Wall Street analysts are expanding the AI computing infrastructure narrative from a "GPU-dominated" view to a "full-stack" reassessment encompassing AI GPUs/ASICs, CPUs, HBM/DRAM/NAND memory, and optical interconnect systems. Reflecting this, Citigroup recently raised its 12-month price targets for both Intel and AMD, citing the data center CPU demand boom and upward revisions to total CPU market size projections.
At JPMorgan's recent technology conference, Intel CEO Pat Gelsinger noted that the Intel 18A process (roughly equivalent to 1.8nm) is supporting Panther Lake production with yields improving about 7% per month, exceeding internal expectations. He also highlighted the growing importance of CPUs in the AI era as focus shifts from training to inference, with CPU-to-GPU ratios moving from 1:8 toward 1:1 or even 4:1. Intel is also actively pursuing custom AI CPU/GPU ASIC business.
The shift from AI training to inference and agentic AI significantly increases the strategic weight of CPUs in data centers. While GPUs handle massive matrix computations, CPUs manage scheduling, I/O, memory, task orchestration, security, and multi-agent workflow execution. As AI applications evolve into persistent "software labor," CPU demand transitions from traditional server refresh cycles to AI infrastructure expansion cycles.
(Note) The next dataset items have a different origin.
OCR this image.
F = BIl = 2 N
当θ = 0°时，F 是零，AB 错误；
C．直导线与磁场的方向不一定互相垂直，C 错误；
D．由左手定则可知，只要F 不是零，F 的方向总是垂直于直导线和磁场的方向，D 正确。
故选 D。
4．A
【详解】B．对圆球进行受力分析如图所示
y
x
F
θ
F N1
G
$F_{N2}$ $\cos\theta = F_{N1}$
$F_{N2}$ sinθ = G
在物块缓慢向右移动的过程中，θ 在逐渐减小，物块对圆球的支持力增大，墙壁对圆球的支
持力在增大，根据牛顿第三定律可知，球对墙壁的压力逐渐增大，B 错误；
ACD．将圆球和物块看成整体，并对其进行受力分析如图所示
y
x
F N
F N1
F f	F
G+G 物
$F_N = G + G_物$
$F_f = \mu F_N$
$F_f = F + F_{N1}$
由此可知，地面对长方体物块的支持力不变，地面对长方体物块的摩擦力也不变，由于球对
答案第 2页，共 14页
Citigroup's updated model projects the total addressable market (TAM) for data center server CPUs to grow from $29.3 billion in 2025 to $131.5 billion by 2030, representing a compound annual growth rate (CAGR) of approximately 35%. The firm raised its price target for Intel from $95 to $130 and for AMD from $358 to $460.
Analysts at Citigroup, led by Atif Malik, further noted that the market for data center CPUs driven by AI agents like OpenClaw is expected to grow at a staggering 185% CAGR, potentially reaching $59.4 billion by 2030 and accounting for 45% of the total market, making it the fastest-growing segment.
According to TipRanks, the highest Wall Street price target for AMD stands at $625, implying roughly 40% upside potential. AMD's stock has already surged 110% year-to-date, establishing it as a major "AI super-bull" stock globally. This $625 target from Baird analyst Tristan Gerra, who upgraded from $300, is based on the unprecedented CPU/GPU demand boost from agentic AI and a re-rating of AMD's data center platform value.
Analyst Tristan Gerra stated that AMD's opportunities in AI server CPUs, GPUs, and accelerated computing platforms are being repriced. Driven by the AI inference wave, agentic AI, EPYC CPUs, Instinct GPUs, and next-gen infrastructure expansion, the market is increasingly viewing AMD as a key beneficiary in the AI computing chain, offering a critical "CPU+GPU+super-platform" solution.